Auf die Frage, ob er vor der Urteilsverkündung noch etwas zu sagen habe, lehnte sich Ryan ins Mikrofon. “Ja, Euer Ehren”, sagte er sarkastisch. “Ich denke, ich werde nächsten Monat sowieso wieder hier sein. Es gibt nichts, was du mir antun kannst. Jugendarrest? Bitte. Es ist wie ein Sommerlager mit Schlössern.”
Whitmore biss den Kiefer zusammen.
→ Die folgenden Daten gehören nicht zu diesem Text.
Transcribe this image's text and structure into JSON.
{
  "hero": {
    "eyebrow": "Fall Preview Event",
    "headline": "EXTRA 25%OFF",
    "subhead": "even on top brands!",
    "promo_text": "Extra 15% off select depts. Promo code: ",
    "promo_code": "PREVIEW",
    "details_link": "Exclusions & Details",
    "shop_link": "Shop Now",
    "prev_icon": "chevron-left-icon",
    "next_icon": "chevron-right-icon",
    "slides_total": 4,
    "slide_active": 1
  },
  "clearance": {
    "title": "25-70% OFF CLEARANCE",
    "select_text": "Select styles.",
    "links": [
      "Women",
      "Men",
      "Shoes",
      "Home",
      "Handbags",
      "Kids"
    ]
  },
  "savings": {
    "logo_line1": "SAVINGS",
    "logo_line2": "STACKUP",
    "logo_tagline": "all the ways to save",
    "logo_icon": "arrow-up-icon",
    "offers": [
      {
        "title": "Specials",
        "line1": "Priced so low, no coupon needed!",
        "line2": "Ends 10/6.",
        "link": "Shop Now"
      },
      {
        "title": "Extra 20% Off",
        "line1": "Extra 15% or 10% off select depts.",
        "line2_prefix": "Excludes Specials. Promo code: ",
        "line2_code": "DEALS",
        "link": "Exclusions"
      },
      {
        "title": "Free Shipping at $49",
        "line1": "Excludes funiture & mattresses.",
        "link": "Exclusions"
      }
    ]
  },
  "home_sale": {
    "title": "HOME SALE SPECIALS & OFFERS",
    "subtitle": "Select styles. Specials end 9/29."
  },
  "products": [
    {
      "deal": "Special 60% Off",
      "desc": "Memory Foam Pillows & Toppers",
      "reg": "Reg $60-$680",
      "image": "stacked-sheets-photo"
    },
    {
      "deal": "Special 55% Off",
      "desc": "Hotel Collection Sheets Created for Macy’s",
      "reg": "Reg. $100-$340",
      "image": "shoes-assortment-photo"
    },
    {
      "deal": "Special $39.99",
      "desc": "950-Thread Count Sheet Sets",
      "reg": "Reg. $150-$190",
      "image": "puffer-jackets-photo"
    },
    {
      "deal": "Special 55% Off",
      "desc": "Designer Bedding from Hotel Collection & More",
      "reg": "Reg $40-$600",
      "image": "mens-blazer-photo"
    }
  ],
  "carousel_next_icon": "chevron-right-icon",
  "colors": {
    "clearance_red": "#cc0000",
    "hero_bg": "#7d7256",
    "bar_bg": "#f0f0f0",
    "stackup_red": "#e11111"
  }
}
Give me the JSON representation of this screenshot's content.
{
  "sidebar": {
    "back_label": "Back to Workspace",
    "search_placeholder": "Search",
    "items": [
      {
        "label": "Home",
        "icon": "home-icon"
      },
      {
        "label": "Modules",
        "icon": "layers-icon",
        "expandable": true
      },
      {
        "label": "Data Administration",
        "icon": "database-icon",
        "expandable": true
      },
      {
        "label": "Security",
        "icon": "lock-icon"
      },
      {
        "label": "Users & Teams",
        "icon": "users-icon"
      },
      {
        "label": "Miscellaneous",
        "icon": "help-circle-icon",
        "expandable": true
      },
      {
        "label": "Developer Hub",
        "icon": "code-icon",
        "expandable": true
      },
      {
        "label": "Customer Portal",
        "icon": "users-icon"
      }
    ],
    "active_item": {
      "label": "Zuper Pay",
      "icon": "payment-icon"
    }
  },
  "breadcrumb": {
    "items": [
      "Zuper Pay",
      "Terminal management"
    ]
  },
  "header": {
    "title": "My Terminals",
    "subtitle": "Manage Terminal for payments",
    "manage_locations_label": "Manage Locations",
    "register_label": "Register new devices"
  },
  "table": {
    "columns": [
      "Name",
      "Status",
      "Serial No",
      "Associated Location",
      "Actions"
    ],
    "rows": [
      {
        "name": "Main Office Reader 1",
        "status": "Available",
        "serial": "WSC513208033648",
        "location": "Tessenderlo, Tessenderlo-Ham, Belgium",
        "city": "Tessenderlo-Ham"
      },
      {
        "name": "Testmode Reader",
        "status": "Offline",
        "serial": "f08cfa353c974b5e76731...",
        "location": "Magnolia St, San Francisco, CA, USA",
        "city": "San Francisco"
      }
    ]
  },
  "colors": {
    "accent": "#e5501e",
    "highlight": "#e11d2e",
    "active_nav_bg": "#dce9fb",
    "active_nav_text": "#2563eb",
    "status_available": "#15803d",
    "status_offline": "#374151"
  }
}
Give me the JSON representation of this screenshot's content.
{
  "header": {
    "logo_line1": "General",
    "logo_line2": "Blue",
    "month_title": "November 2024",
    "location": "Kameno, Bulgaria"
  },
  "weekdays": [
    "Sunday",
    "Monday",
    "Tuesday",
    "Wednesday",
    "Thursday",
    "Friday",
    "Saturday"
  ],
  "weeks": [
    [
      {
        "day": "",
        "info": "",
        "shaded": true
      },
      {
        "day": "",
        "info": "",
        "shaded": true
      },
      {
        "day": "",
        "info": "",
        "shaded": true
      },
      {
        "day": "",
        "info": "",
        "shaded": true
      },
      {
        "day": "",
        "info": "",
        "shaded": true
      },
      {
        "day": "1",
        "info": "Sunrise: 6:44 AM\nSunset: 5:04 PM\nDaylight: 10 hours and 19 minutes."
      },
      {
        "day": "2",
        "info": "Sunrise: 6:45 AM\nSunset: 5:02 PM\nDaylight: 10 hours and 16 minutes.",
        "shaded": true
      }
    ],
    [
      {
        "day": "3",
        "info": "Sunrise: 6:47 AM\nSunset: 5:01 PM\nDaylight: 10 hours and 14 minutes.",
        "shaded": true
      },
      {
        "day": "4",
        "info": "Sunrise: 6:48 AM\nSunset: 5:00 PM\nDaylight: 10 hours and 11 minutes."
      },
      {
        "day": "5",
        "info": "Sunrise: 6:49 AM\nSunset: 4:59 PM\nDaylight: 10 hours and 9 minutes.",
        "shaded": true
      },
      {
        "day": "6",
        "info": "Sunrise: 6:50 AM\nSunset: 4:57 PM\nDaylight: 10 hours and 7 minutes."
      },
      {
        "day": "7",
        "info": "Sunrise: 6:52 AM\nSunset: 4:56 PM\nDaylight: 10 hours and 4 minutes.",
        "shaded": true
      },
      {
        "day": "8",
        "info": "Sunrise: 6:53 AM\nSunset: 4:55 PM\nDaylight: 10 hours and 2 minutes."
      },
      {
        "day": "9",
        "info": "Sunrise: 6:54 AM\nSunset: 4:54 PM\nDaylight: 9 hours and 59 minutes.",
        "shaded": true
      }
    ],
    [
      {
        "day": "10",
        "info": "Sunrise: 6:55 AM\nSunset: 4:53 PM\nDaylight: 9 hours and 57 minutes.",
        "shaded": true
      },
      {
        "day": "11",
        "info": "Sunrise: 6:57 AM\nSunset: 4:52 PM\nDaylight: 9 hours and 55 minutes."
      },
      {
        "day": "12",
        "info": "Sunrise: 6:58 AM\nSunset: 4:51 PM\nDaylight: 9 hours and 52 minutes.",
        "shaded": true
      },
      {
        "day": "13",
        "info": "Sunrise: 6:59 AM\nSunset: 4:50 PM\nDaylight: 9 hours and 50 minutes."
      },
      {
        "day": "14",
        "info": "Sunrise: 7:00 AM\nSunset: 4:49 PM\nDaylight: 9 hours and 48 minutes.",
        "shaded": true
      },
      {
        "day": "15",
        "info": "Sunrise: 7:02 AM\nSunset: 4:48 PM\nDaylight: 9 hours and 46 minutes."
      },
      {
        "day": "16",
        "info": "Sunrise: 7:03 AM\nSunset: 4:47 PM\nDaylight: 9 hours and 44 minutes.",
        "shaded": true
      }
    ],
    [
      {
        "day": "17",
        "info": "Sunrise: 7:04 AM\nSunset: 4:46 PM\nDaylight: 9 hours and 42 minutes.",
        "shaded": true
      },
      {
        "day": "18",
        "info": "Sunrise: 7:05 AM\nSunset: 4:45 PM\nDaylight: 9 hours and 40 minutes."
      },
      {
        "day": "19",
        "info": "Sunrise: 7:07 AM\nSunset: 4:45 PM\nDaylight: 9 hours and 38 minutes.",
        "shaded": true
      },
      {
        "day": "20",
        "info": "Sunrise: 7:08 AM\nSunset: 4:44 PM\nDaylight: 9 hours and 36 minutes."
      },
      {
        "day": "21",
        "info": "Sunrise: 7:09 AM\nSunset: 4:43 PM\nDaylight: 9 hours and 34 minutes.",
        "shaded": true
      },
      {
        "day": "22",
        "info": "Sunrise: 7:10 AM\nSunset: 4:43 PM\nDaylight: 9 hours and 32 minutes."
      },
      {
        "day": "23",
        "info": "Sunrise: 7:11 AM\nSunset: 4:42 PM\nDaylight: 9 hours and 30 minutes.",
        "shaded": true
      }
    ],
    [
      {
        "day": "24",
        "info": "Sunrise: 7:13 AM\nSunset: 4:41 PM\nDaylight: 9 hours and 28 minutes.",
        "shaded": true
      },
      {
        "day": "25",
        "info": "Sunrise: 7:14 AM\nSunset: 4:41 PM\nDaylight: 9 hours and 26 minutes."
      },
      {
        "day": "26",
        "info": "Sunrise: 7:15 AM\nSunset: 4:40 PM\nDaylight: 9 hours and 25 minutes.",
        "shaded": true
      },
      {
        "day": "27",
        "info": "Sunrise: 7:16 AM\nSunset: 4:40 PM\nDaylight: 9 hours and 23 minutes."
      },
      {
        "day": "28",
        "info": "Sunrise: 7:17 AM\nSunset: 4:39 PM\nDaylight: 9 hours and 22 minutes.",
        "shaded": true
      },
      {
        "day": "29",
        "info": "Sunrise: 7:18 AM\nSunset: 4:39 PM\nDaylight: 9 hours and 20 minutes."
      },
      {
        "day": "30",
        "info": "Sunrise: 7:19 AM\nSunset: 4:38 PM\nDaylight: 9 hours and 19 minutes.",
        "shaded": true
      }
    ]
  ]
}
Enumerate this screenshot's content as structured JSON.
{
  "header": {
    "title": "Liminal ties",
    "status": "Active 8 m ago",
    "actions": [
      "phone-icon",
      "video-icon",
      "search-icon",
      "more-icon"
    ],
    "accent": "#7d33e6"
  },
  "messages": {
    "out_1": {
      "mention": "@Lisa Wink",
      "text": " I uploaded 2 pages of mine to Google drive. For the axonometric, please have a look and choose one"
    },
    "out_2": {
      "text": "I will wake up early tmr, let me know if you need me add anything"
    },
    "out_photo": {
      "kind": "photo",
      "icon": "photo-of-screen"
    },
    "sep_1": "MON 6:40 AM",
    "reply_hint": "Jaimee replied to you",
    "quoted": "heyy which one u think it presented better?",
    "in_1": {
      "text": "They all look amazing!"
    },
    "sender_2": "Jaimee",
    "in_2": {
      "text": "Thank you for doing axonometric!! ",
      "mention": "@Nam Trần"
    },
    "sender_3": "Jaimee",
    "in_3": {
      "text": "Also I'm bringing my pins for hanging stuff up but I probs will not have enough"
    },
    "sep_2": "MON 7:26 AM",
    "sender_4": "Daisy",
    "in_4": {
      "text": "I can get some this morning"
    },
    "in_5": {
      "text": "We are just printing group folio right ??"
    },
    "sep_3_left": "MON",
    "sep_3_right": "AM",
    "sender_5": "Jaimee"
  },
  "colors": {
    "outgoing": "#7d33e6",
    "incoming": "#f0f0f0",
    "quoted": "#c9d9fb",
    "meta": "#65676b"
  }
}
Er hatte schon früher Arroganz gesehen, aber Ryans großspuriges Selbstvertrauen war erschreckend – eine unverhohlene Verhöhnung des Gesetzes selbst. Die Staatsanwältin schüttelte den Kopf. Sogar Ryans Pflichtverteidiger wirkte verlegen.
»Mr. Cooper«, sagte Richter Whitmore mit fester Stimme, »Sie glauben, das Gesetz sei ein Spiel. Du glaubst, dein Alter schützt dich vor den Konsequenzen. Aber ich versichere Ihnen, Sie stehen am Rande eines Abgrunds.”
Ryan zuckte mit den Schultern. “Klippen machen mir keine Angst.”